Kaiser Permanente has 12.5 million members in nine US markets and reported 2019 revenue of $84.5 billion. The integrated healthcare delivery system encompasses a health plan, 39 hospitals, more than 700 outpatient facilities, and nine research centers.

Kaiser is using BC Platforms mainly on the research side of its operations, though. "This is about analyzing the data, building the platforms so we can analyze and use the data, not so that we're directly interacting with the patients with it," Bauck said.

McGlynn said that clinical data being used for research analytics is at least a couple of steps removed from operational data that informs care delivery. She said that the current model works best for research because Kaiser has put a substantial amount of work into assuring that the quality, validity, and completeness of its clinical data can answer a wide range of research questions. However, it is not out of the question that the research program evolves into something more clinically focused.

Research supported by the biobank has been primarily funded through traditional sources, especially the US National Institutes of Health. The biobank mostly supports discovery research, according to McGlynn, including work addressing whether specific genetic mutations can predict disease risk.

"What we're hoping [to achieve] with bringing all of this information together is that we can increasingly answer questions that have to do with the clinical implications of some of these discoveries for our membership," McGlynn said.

One key area of interest for KP Research is minority communities, including health disparities. McGlynn said that about a third of KPRB participants are nonwhite, but she wants to diversify the research pool further. "We know that one of the limitations of a lot of the genomics research that's been done to date is that it's been done primarily on [white populations], " she noted.

"If we want to serve our very diverse membership, we have to be very certain that the kinds of insights that are coming out actually are applicable to our diverse population" from a clinical perspective, McGlynn said. "We really feel very committed to making sure that we don't leave people behind as we advance our understanding of the role that genetics plays in disease risk and in treating those diseases."

McGlynn said that Kaiser is building a "sandbox" of sorts with BC Platforms so the biobank could test data integration in a controlled environment before introducing it to clinical applications, though that is not in the near-term plans.

While KPRB is a broad resource, Bauck said that the biobank has a cancer cohort and a pregnancy cohort. It has also collected some data about COVID-19 that it is working to integrate with a larger NIH effort to assess genetics and COVID.

McGlynn said that many biobank participants volunteered for altruistic reasons that might benefit future generations, not to realize any immediate benefit to their own health.

However, members could benefit in the short term from research into the connection between genetics and the environment. Mentioning the wildfires that have ravaged the US West Coast this month, McGlynn suggested that the data could help in studies of the effects of genetics on illnesses related to poor air quality that some Kaiser researchers are planning.

"We're in many different parts of the country and really have the opportunity to have a fairly rich dataset that will help us understand the degree to which insights that we get apply to a broader population," McGlynn said.
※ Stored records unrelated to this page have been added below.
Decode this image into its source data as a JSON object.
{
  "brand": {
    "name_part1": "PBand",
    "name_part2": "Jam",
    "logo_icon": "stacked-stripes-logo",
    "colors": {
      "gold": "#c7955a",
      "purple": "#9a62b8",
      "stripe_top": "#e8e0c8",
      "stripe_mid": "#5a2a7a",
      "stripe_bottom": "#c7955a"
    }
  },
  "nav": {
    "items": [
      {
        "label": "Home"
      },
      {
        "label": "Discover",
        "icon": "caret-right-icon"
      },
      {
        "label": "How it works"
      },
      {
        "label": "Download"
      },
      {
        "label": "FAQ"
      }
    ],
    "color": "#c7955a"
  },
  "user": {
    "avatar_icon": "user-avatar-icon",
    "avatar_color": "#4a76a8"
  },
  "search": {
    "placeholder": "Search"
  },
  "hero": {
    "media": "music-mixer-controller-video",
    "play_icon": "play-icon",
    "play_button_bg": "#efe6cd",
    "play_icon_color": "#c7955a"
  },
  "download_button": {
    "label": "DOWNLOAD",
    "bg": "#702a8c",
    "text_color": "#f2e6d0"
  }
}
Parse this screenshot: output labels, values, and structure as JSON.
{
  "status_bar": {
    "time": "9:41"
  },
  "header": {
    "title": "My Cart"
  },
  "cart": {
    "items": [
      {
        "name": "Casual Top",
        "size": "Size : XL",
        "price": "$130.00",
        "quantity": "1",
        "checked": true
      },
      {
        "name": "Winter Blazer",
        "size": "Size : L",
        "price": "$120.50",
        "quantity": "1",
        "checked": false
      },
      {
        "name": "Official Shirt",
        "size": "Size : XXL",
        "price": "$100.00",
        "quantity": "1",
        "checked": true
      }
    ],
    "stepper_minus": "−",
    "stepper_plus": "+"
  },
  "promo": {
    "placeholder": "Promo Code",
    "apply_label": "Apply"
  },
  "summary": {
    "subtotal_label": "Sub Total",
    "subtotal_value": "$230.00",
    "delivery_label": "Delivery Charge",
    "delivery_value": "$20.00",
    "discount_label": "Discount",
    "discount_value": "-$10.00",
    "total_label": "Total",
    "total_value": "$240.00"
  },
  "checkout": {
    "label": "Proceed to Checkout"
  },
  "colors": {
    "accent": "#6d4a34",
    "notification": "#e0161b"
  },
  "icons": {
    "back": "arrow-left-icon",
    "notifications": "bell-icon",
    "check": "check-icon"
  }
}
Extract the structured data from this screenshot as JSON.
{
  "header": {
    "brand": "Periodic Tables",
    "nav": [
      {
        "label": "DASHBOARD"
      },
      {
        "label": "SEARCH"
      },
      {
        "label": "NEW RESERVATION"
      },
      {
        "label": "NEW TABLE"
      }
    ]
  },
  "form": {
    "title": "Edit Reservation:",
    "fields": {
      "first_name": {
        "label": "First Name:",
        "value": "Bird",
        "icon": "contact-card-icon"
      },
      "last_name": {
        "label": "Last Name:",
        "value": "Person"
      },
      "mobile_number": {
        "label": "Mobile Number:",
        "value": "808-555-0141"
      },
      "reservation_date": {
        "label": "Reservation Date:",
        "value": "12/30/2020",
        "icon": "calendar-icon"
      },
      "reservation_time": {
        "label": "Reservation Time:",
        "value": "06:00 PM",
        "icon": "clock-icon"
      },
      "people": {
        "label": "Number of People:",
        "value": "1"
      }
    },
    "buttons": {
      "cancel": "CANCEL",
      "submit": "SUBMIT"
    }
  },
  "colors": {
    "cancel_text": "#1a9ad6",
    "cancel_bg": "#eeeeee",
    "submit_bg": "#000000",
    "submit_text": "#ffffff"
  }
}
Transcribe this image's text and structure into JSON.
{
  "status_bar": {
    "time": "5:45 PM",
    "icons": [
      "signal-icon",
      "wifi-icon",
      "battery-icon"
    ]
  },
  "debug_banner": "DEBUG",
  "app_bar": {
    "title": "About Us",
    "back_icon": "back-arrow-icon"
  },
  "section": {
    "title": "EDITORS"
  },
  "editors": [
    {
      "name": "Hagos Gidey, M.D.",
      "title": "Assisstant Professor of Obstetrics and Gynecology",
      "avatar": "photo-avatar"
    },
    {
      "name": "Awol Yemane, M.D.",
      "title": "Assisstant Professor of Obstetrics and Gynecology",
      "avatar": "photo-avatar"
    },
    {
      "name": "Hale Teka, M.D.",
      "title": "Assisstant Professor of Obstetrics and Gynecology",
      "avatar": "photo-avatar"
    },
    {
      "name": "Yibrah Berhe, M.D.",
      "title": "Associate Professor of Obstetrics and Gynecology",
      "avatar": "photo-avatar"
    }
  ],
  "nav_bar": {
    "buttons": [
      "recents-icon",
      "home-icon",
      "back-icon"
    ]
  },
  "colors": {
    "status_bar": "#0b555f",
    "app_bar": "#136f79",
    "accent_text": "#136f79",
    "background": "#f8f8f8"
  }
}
She expressed hope that this information will be integrated into the health system's broader strategies for population health management.

"It's a long-term bet. It's not an immediate thing, but it really is trying to leverage our research to ensure that the data and information that's made for future clinical decisions is applicable to our diverse membership," McGlynn said.

"The thing we always talk about in implementation science is to try to shorten the timeline" between discovering an innovation that could help Kaiser members and moving it into regular use, McGlynn added. "How do we make that more seamless, the connections between research and the clinical and operational enterprise?"